In that container there is an environment variable TZ Europe/Rome
that is missing in the "normal" MotionEye
I don't think, using this environment variable is the right way to implement proper timezones inside Docker containers. This requires to add the information about all possible timezones into the container; you need to install the tzdata package. This increases the size of Docker images while the normal aspiration should be to reduce the size of the images. Inside the container you only need one timezone, normally the same as on the host. Therefore using the bind mount of the timezone file of the host is the better solution as it reduces the image size.
I have correctly Prague timezone defined in Raspbian. My docker-compose contains:
version: "3.5"
services:
motioneye:
volumes:
- /usr/share/zoneinfo/Europe/Prague:/etc/localtime:ro
I had also the same problem with wrong timezone in docker container on Unraid.

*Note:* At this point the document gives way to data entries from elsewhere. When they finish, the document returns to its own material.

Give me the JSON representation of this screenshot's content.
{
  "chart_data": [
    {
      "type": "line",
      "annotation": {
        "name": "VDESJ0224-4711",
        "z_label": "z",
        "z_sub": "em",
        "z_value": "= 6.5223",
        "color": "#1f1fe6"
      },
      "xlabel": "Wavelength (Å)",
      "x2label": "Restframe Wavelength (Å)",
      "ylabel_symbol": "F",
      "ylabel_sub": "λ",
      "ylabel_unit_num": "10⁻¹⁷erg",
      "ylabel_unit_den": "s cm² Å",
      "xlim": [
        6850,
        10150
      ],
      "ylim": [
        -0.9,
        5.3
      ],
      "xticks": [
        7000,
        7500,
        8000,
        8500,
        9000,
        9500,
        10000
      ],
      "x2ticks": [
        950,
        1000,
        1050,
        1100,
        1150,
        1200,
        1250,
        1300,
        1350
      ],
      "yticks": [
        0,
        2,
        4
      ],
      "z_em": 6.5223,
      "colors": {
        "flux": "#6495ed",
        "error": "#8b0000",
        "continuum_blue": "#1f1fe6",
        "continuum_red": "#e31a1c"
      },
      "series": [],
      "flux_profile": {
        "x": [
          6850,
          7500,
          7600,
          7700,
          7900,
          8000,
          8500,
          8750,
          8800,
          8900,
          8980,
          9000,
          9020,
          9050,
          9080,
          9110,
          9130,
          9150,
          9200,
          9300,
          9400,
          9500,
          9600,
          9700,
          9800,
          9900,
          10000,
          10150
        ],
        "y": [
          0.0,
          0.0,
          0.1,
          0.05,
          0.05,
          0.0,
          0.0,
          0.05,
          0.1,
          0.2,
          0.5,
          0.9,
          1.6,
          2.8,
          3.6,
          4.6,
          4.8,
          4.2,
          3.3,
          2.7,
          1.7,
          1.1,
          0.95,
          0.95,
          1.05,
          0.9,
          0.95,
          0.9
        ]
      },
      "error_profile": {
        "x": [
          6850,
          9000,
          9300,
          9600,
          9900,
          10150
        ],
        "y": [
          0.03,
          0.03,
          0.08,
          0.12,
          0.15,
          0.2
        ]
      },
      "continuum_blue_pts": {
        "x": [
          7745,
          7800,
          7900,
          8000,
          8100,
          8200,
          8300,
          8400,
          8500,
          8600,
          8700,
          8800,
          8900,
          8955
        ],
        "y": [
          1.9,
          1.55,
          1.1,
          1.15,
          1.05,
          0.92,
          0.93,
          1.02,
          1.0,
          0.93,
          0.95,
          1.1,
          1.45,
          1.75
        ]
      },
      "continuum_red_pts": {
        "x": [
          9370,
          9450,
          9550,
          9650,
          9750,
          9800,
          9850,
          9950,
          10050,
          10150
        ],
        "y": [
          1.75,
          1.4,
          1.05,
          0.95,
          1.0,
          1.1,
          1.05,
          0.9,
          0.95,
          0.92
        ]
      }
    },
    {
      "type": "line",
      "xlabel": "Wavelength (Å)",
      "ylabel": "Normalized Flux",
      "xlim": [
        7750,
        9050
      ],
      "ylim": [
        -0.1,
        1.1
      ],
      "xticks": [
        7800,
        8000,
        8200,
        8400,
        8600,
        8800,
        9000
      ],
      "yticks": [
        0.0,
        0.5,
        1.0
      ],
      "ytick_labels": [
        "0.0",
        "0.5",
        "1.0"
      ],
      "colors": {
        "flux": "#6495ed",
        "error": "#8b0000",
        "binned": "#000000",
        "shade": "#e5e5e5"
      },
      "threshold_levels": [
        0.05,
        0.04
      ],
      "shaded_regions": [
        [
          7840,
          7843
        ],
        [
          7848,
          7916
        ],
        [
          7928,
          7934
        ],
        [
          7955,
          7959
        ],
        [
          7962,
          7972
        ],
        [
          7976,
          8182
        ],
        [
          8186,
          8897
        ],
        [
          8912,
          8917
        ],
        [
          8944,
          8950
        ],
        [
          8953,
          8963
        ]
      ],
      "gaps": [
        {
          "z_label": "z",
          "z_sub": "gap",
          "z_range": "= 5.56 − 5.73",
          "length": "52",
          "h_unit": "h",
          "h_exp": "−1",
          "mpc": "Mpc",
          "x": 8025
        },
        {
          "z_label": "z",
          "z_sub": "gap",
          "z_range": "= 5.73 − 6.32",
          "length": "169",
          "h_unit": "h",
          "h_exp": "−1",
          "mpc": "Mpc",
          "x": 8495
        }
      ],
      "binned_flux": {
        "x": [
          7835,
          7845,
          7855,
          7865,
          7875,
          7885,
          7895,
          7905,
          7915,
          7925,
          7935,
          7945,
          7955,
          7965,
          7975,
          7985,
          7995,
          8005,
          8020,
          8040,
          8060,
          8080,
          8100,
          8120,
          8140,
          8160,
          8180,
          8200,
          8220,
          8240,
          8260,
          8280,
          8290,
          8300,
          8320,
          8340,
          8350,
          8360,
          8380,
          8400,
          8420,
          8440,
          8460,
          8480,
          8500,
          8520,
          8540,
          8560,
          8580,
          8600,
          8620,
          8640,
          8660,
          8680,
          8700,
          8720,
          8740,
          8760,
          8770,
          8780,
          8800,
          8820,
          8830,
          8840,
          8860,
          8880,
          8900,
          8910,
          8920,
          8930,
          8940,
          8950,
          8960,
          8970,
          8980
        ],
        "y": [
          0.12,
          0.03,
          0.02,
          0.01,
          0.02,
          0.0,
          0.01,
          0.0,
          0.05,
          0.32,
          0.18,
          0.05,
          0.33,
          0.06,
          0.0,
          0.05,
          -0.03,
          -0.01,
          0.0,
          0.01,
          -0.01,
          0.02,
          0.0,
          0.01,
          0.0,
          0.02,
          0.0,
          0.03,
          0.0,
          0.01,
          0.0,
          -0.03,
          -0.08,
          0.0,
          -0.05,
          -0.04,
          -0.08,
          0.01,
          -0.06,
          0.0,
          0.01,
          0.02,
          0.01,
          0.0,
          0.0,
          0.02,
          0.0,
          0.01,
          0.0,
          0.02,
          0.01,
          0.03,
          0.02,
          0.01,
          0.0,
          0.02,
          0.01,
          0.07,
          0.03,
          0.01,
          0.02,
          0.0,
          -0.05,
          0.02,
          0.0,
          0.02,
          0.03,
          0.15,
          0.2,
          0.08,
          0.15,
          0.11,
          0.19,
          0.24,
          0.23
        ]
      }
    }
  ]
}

The timezone is set correctly via -e TZ="Europe/Berlin"
parameter in docker run command line, but docker container uses "Europe" timezone only (checked via date +%Z
in shell).
So my solution is to map the zone info with -v /usr/share/zoneinfo:/usr/share/zoneinfo:ro
to the docker container.
Now it works for me as expected.
Is it the same with the new dev Docker container? https://github.com/motioneye-project/motioneye/pkgs/container/motioneye
I'm using the Community Applications on Unraid, and the only available docker container for motioneye in this catalog is malvarez00/docker-motioneye The versions are quite old: motionEye Version 0.42, Motion Version 4.0 It looks like this container is no longer maintained since 2 years.
Haven't tried docker container from motioneye-project until now, but I will give it a try.
@MichaIng With newest dev docker container the time zone problem seems to be solved.
Just using docker run parameter -e TZ="Europe/Berlin"
and the time stamp is shown correct.
hint: mapping /etc/localtime to the container was not necessary.
Hi
I've followed the instruction on https://github.com/ccrisan/motioneye/wiki/Install-In-Docker#image-from-docker-hub to install Motioneye in Docker, but I get the date in UTC while I am on CET (GMT+2).
I've tried to follow some guides to change Timezone, but with no results.
I'm not even able to install tzdata within the container (I'm using Portainer, accessing the Console to send command within the MotionEye container), but I get this error using command
apt-get install tzdata
Doing
ls /usr/share/zoneinfo
I can see only UTC, while doing on another container (Grafana) I have on the same machine, I can see all the zones.
What can I do to change Timezone within the docker image?